Source code for bayesflow.networks.inference.flow_matching.flow_matching

from collections.abc import Sequence

import keras

from bayesflow.distributions import Distribution
from bayesflow.types import Shape, Tensor
from bayesflow.utils import (
    expand_right_as,
    find_network,
    integrate,
    jacobian_trace,
    layer_kwargs,
    logging,
    maybe_mask_tensor,
    optimal_transport,
    random_mask,
    randomly_mask_along_axis,
    weighted_mean,
)
from bayesflow.utils.serialization import serialize, serializable

from ...inference import InferenceNetwork
from ...defaults import TIME_MLP_DEFAULTS, FLOW_MATCHING_INTEGRATE_DEFAULTS, OPTIMAL_TRANSPORT_DEFAULTS



[docs]
@serializable("bayesflow.networks")
class FlowMatching(InferenceNetwork):
    """Optimal-transport flow matching for simulation-based inference.

    Implements Optimal Transport Flow Matching, originally introduced as Rectified
    Flow, with ideas incorporated from [1-5].

    The model learns a velocity field that transports samples from a base
    distribution to the target posterior.
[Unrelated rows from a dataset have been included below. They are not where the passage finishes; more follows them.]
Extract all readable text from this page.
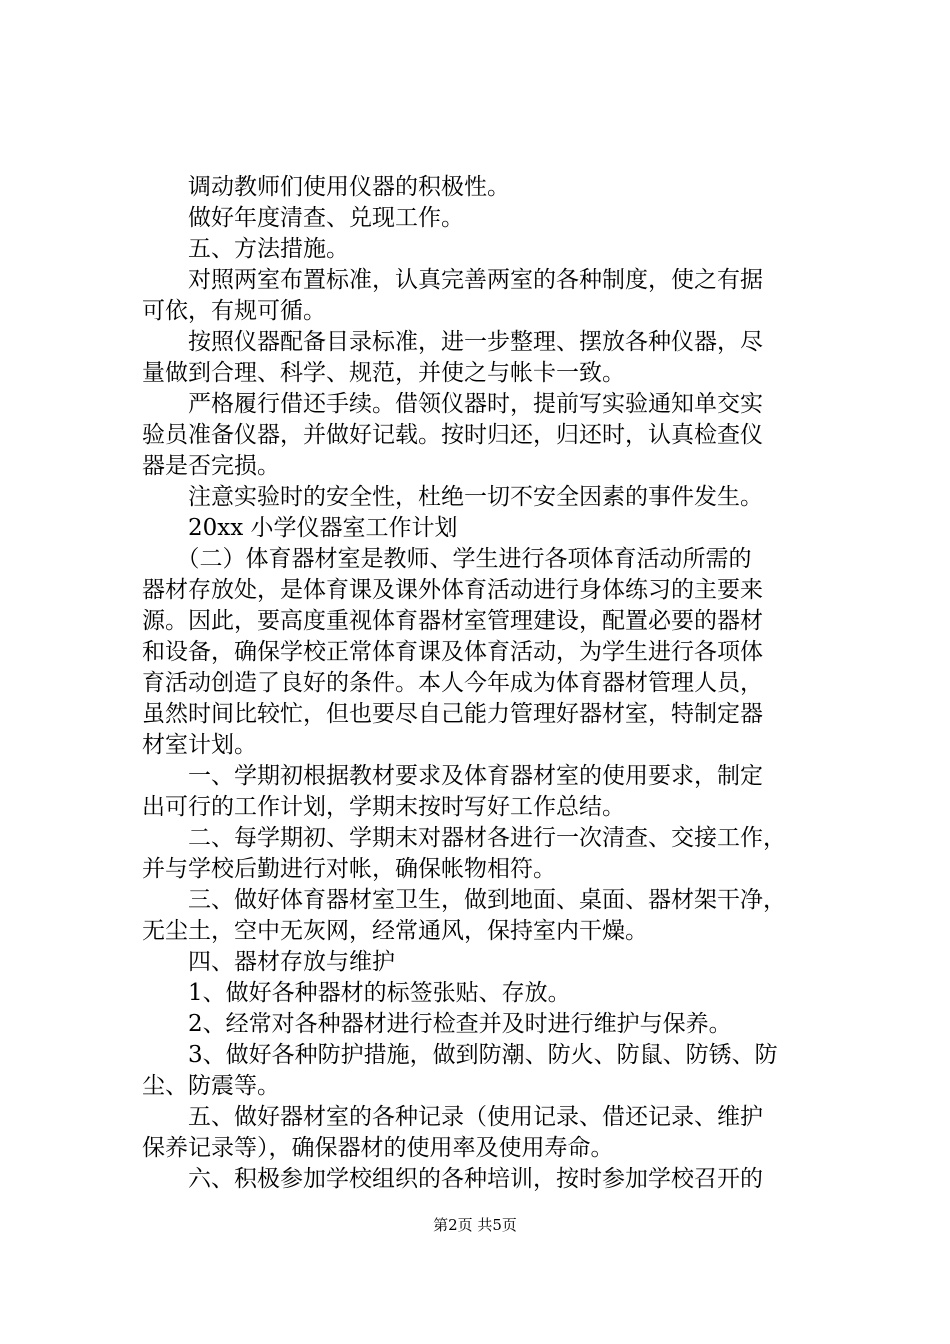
　　调动教师们使用仪器的积极性。
　　做好年度清查、兑现工作。
　　五、方法措施。
　　对照两室布置标准，认真完善两室的各种制度，使之有据
可依，有规可循。
　　按照仪器配备目录标准，进一步整理、摆放各种仪器，尽
量做到合理、科学、规范，并使之与帐卡一致。
　　严格履行借还手续。借领仪器时，提前写实验通知单交实
验员准备仪器，并做好记载。按时归还，归还时，认真检查仪
器是否完损。
　　注意实验时的安全性，杜绝一切不安全因素的事件发生。
　　20xx 小学仪器室工作计划
　　（二）体育器材室是教师、学生进行各项体育活动所需的
器材存放处，是体育课及课外体育活动进行身体练习的主要来
源。因此，要高度重视体育器材室管理建设，配置必要的器材
和设备，确保学校正常体育课及体育活动，为学生进行各项体
育活动创造了良好的条件。本人今年成为体育器材管理人员，
虽然时间比较忙，但也要尽自己能力管理好器材室，特制定器
材室计划。
　　一、学期初根据教材要求及体育器材室的使用要求，制定
出可行的工作计划，学期末按时写好工作总结。
　　二、每学期初、学期末对器材各进行一次清查、交接工作，
并与学校后勤进行对帐，确保帐物相符。
　　三、做好体育器材室卫生，做到地面、桌面、器材架干净，
无尘土，空中无灰网，经常通风，保持室内干燥。
　　四、器材存放与维护
　　1、做好各种器材的标签张贴、存放。
　　2、经常对各种器材进行检查并及时进行维护与保养。
　　3、做好各种防护措施，做到防潮、防火、防鼠、防锈、防
尘、防震等。
　　五、做好器材室的各种记录（使用记录、借还记录、维护
保养记录等），确保器材的使用率及使用寿命。
　　六、积极参加学校组织的各种培训，按时参加学校召开的
第2页 共5页
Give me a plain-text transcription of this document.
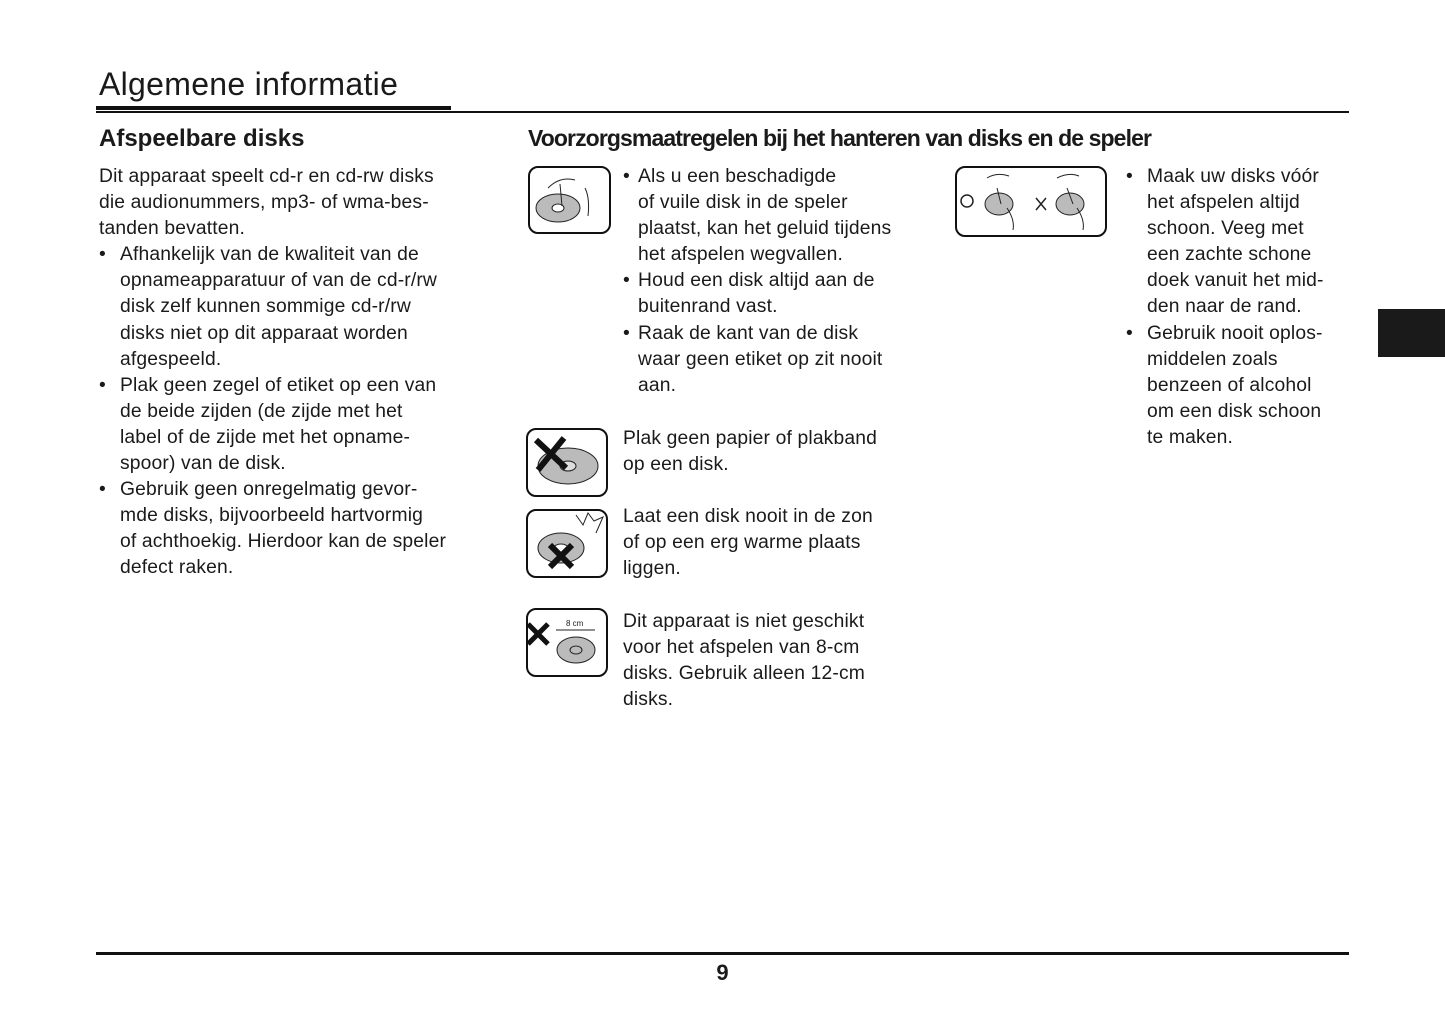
Algemene informatie
Afspeelbare disks
Dit apparaat speelt cd-r en cd-rw disks
die audionummers, mp3- of wma-bes-
tanden bevatten.
• Afhankelijk van de kwaliteit van de
opnameapparatuur of van de cd-r/rw
disk zelf kunnen sommige cd-r/rw
disks niet op dit apparaat worden
afgespeeld.
• Plak geen zegel of etiket op een van
de beide zijden (de zijde met het
label of de zijde met het opname-
spoor) van de disk.
• Gebruik geen onregelmatig gevor-
mde disks, bijvoorbeeld hartvormig
of achthoekig. Hierdoor kan de speler
defect raken.
Voorzorgsmaatregelen bij het hanteren van disks en de speler
8 cm
• Als u een beschadigde
of vuile disk in de speler
plaatst, kan het geluid tijdens
het afspelen wegvallen.
• Houd een disk altijd aan de
buitenrand vast.
• Raak de kant van de disk
waar geen etiket op zit nooit
aan.
Plak geen papier of plakband
op een disk.
Laat een disk nooit in de zon
of op een erg warme plaats
liggen.
Dit apparaat is niet geschikt
voor het afspelen van 8-cm
disks. Gebruik alleen 12-cm
disks.
• Maak uw disks vóór
het afspelen altijd
schoon. Veeg met
een zachte schone
doek vanuit het mid-
den naar de rand.
• Gebruik nooit oplos-
middelen zoals
benzeen of alcohol
om een disk schoon
te maken.
9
It supports optional mini-batch optimal
    transport via the Sinkhorn algorithm [6-8] for improved training stability.

    Parameters
    ----------
    subnet : str, type, or keras.Layer, optional
        A neural network type for the flow matching model, will be instantiated
        using *subnet_kwargs*.  If a string is provided, it should be a registered
        name (e.g., ``"time_mlp"``).  If a type or ``keras.Layer`` is provided, it
        will be directly instantiated with the given *subnet_kwargs*.  Any subnet
        must accept a tuple of tensors ``(target, time, conditions)``.
    base_distribution : str or Distribution, optional
        The base probability distribution from which samples are drawn.
        Default is ``"normal"``.
    use_optimal_transport : bool, optional
        Whether to apply optimal transport for improved training stability.
        Default is ``False``.  Note: this will increase training time by
        approximately 2.5×, but may lead to faster inference.
    loss_fn : str or keras.Loss, optional
        The loss function used for training.  Default is ``"mse"``.
    integrate_kwargs : dict[str, any], optional
        Additional keyword arguments for the ODE integrator used at inference time.
    optimal_transport_kwargs : dict[str, any], optional
        Additional keyword arguments for configuring optimal transport.
    subnet_kwargs : dict[str, any], optional
        Keyword arguments passed to the subnet constructor or used to update the
        default MLP settings.
    time_power_law_alpha : float, optional
        Changes the distribution of sampled times during training.  Time is sampled
        from a power-law distribution ``p(t) ~ t^(1/(1+alpha))``, where
        ``alpha`` is the provided value.  Default is 0 (uniform sampling).
    drop_cond_prob : float, optional
        Probability of dropping conditions during training (i.e., classifier-free guidance).
        Default is 0.0.
    drop_target_prob : float, optional
        Probability of dropping target values during training (i.e., learning arbitrary
        distributions). Default is 0.0.
    **kwargs
        Additional keyword arguments passed to the base ``InferenceNetwork``.

    References
    ----------
    [1] Liu et al. (2022). Flow straight and fast: Learning to generate and
        transfer data with rectified flow. arXiv:2209.03003.
    [2] Lipman et al. (2022). Flow matching for generative modeling.
        arXiv:2210.02747.
    [3] Tong et al. (2023). Improving and generalizing flow-based generative
        models with minibatch optimal transport. arXiv:2302.00482.
    [4] Wildberger et al. (2023). Flow matching for scalable simulation-based
        inference. NeurIPS, 36, 16837-16864.
    [5] Orsini et al. (2025). Flow matching posterior estimation for
        simulation-based atmospheric retrieval of exoplanets. IEEE Access.
    [6] Nguyen et al. (2022). Improving Mini-batch Optimal Transport via Partial
        Transportation.
    [7] Cheng et al. (2025). The Curse of Conditions: Analyzing and Improving
        Optimal Transport for Conditional Flow-Based Generation.
    [8] Fluri et al. (2024). Improving Flow Matching for Simulation-Based
        Inference.
    """

    def __init__(
        self,
        subnet: str | type | keras.Layer = "time_mlp",
        base_distribution: str | Distribution = "normal",
        use_optimal_transport: bool = False,
        loss_fn: str | keras.Loss = "mse",
        integrate_kwargs: dict[str, any] = None,
        optimal_transport_kwargs: dict[str, any] = None,
        subnet_kwargs: dict[str, any] = None,
        time_power_law_alpha: float = 0.0,
        drop_cond_prob: float = 0.0,
        drop_target_prob: float = 0.0,
        **kwargs,
    ):
        super().__init__(base_distribution, **kwargs)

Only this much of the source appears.